Emily Craddock, 27, was working as a radio officer on the Greenpeace ship Arctic Sunrise when she vanished on December 12 as it sailed on the Xingu River, 1,500 miles north of Rio de Janeiro.
A massive sea, land and air rescue was launched but her body was found three days later.
Today, her father Malcolm, a television executive, released a joint statement on behalf of the family and Greenpeace.
It said: “Emily was a bright, shiny person who brought love and happiness into anyone’s life that she touched.
“Passionate, strong and determined, with a healthy and well developed sense of natural justice, and a desire to stand up for those who have no voice, or cannot defend themselves.
Ms Craddock, from Primrose Hill, north-west London, was a passionate environmentalist who joined Greenpeace at the age of nine and worked with the organisation for four years after graduating from Loughborough University.
The family told of her shared love for football with her father and how she played for Tottenham Ladies.
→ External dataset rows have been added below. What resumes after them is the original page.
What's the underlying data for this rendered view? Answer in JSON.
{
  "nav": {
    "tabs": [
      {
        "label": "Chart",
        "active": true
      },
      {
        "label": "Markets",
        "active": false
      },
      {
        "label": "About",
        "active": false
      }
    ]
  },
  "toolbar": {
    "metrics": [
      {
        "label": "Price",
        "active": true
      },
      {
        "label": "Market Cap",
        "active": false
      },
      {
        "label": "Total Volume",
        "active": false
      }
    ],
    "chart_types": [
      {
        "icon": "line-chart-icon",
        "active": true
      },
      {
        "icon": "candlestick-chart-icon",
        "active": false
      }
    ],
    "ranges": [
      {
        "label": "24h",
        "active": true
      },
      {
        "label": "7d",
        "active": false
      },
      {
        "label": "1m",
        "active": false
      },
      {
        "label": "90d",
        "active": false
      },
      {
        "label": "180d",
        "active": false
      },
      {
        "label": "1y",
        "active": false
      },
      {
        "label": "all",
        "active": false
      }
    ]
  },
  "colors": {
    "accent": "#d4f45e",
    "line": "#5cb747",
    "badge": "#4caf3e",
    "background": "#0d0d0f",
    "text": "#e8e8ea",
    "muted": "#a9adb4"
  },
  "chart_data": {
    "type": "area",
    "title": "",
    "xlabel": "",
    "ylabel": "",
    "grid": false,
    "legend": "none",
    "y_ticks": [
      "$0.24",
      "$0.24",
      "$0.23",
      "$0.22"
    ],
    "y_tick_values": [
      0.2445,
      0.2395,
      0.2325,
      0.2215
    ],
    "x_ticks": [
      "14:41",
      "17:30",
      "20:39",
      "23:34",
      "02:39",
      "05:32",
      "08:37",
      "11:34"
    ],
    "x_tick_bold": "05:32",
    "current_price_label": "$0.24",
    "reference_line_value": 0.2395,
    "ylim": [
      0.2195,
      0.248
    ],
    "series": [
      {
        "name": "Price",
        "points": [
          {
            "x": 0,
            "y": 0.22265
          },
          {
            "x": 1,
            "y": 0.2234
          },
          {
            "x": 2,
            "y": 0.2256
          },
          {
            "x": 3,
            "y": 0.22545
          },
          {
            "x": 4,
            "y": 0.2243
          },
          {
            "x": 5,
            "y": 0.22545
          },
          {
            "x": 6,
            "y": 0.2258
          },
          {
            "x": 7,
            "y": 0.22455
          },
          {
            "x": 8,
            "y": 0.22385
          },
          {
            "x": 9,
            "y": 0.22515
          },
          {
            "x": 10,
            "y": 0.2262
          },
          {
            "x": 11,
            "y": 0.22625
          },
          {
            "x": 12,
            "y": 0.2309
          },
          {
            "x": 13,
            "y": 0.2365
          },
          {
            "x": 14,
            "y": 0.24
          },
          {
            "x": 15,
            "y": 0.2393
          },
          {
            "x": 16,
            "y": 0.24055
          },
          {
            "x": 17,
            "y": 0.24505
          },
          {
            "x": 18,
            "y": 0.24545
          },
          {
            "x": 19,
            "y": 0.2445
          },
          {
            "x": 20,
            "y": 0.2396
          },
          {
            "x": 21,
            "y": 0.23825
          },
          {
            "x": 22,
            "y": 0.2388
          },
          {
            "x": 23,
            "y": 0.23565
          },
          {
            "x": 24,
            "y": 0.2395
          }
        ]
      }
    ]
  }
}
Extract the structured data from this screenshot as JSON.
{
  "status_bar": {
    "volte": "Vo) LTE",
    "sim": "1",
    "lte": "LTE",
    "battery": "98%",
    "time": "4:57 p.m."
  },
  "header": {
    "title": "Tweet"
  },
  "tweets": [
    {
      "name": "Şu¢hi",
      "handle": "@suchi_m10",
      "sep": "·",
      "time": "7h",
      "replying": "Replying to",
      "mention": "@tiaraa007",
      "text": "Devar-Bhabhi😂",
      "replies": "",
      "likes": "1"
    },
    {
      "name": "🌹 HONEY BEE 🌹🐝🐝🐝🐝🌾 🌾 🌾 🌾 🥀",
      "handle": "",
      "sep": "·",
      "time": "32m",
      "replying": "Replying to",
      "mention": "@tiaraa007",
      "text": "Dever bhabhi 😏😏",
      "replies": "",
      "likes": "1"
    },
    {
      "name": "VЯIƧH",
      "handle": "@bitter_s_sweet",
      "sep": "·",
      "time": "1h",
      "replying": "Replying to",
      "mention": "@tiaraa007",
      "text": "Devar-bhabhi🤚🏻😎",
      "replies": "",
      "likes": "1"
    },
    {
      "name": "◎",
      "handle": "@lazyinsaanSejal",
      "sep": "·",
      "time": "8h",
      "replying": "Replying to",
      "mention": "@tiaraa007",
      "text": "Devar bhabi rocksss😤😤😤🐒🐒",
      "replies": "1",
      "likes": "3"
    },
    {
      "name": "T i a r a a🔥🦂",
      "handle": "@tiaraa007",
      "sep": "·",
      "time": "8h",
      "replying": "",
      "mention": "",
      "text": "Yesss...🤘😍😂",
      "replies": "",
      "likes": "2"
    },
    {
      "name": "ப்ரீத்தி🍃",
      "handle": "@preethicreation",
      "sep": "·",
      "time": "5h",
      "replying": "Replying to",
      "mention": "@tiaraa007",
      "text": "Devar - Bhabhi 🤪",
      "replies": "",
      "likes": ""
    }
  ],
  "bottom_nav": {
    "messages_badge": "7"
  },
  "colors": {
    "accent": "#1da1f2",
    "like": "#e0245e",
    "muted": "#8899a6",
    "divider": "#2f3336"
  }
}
“Her sporting prowess was matched by her intellect. Aware of the power of politicians and appalled by war, her dissertation for her politics degree was on the major actors in the Arab-Israeli conflict.
“The late King Hussein helped her with her research. He kindly remembered how, in Indonesia, this blonde child had introduced herself to tell him his bodyguards’ trousers were too long and made them look undignified.”
Miss Craddock, who once worked as a nursery school teacher in London, was described as having “an extraordinary ability to communicate with people of all ages and walks of life”.
Her body was found near Ilha Capim, close to where the Arctic Sunrise was sailing when she vanished.
The ship had been sailing from Porto de Moz on the Xingu River to the Para state capital Belem.
Ms Craddock had been with Arctic Sunrise on a tour of the Amazon, campaigning against logging in the area.
Arrangements were being made for her body to be flown back to England as local police concluded their investigation into her death.
The results will be delivered in the New Year. The circumstances are not believed to be suspicious.